With one hand on the wheel, Michael Forsberg uses the other to absent-mindedly thumb through four empty memory cards on the center console. We’re driving up into the Nebraska Sandhills to change out cards at four of our time-lapse camera systems there, a trip he takes every three months or so.
Though we’ve converted many of our time-lapse camera systems over to cell service (uploading photos automatically to our base in Lincoln), there are a still a handful that require manual service because there isn’t sufficient coverage. Getting out here takes a while, but the incredible Sandhills country makes it anything but a chore.
From the giant blue body of Lake McConaughy, we head north. Sinuous roads wind through the hills, which seem to rise slowly around us like ocean swells. Lakes look like mirrors set into the grass, reflecting back the sky even more brilliantly.
We see geese swimming in one small lake, then a pair of regal white trumpeter swans in another. Soon we pass a small herd of pronghorn with heads down, perusing the prairie buffet. The roadsides flush with yellow flowers as we head deeper into the hills. We pass stands of old cottonwood and oak, abandoned by their homesteading owners but still surviving on the groundwater their roots find just below the surface.
Empty coal trains rumble past black cows spotting the pastoral landscape. A herd of horses crowd together, noses touching as if in conversation. Hay piled on the land, loose like big loaves of rustic bread or baled in rows like jellyrolls for giants.
By late afternoon we reach the Gudmundsen Sandhills Laboratory, a nearly 13,000-acre patch of the Sandhills held by the University of Nebraska-Lincoln for research. We have three cameras here, staggered among the rolling pastures.
Up on a hill, one of our cameras stands sentinel, looking out over the field below. Mike quickly changes the camera’s memory card and makes sure the settings are correct for the next few months.
Past a barbed-wire fence, our heavy vehicle lumbers down faint two-track paths through the grass. The sunlight works its alchemy, changing from harsh white to an amber-gold, casting a buttery luster across the landscape. I’m mesmerized by white moths in the field out the open window, which, disturbed as we pass, flutter up to glitter in the sun.
We arrive at our second camera, which watches a graceful bend in the creek below, near the headwaters of the Middle Loup River. A cottonwood sapling grows alone on the bank, backlit by the setting sun. Meadowlarks trill gleefully in the wild plum-covered hills to our west as Mike changes another memory card and performs another frequent task: cleaning the solar panel of whitewash left by birds.

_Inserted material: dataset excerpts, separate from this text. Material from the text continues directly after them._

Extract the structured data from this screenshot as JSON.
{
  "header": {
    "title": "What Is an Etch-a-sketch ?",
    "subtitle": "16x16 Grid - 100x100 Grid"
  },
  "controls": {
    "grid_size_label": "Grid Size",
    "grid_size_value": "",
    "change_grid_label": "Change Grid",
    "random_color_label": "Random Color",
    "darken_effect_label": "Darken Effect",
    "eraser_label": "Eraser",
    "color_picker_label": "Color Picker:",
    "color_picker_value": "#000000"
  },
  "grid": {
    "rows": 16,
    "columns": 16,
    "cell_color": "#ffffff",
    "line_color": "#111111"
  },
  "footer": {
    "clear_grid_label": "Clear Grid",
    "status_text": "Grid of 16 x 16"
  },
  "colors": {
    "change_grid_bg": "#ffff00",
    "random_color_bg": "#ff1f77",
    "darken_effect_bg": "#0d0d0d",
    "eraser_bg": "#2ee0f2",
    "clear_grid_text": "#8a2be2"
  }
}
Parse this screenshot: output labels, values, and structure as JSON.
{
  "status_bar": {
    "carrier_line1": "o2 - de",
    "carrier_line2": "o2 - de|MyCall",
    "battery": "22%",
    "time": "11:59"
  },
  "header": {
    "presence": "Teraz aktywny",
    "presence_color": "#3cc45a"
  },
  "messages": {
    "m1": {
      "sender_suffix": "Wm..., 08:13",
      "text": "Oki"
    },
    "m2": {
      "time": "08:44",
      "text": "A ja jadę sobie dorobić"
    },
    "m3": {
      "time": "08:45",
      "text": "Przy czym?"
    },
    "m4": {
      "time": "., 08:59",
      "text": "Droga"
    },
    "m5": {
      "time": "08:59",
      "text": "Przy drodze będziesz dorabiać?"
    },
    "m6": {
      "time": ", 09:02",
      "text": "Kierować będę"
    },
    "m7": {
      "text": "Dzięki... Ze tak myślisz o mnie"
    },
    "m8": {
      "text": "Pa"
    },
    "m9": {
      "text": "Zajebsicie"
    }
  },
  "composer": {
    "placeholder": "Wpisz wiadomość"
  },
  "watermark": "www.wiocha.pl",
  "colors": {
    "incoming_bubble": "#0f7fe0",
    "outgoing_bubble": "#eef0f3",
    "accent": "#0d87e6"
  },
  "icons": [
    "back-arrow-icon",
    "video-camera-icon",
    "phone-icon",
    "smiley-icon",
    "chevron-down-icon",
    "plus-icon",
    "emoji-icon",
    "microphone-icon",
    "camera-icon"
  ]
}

We’re among big country now, with big sky. Cows low mournfully in the distance as we make our way to our last camera on the ranch, home to one of PBT’s most iconic images.
Here, the camera observes the influence of groundwater through an old stock tank windmill, which pulls sweet water up from the Ogallala Aquifer. Dragonflies and mayflies dodge small bright green lilies on the water’s surface. Below, mossy forests grow in the undisturbed tank.
As we finish the camera maintenance and wind our way back to the ranch’s entrance, the setting sun paints the clouds in shades of crimson, purple, orange and indigo.
We spent the night at Merritt Reservoir, tucked deep into the heart of the Sandhills. The night sky rewarded us further with a perfectly clear heaven of stars, a glassy lake to reflect them, and the most amazing cascade of heat lightening I’ve ever seen flashing on the distant horizon, as if Zeus himself were playing the drums.
The next morning we traveled a little further south and west to another Sandhills camera. Autumn is just getting underway and fall color showed in the yellow ash and the apple-red leaves of the sumac. The grasses, too, while more subdued, have begun to move into their winter palette: carpets of green, auburn, cream, rose and grey above the sandy soil.
To reach our fourth camera, we leave the car and continue through the sand on foot for another mile. Bright red rosehips stand out against the yellow brush. Fat grasshoppers the size of my thumb jump past our boots. We’re in, as Mike likes to call it, the kingdom of grass. Creatures of every order flit and fly and scurry around us.
We hear the waterfall before we see it, but barely. You come upon it unexpectedly, a big drop where the current cuts into the soft sandy hills. Now near the headwaters of the North Loup River, we stand for a moment watching the falls on a bluff across the creek where our camera is located. The wind blends with the sound of the water, pale green coursing off the falls and white where it hits the current below.
Back on the road headed toward home, we leave behind green valley floors where the water table reaches highest, and the heaving hills that stretch for miles and miles. Yucca grow rampant along the roadsides, their blackened pods silhouetted against an achingly pure blue sky.
“All of that, for this,” says Mike, holding up the stack of memory cards, these ones now full of images, holding another chapter in the continuing story of the Platte Basin. And I think to myself, all of that was well worth it.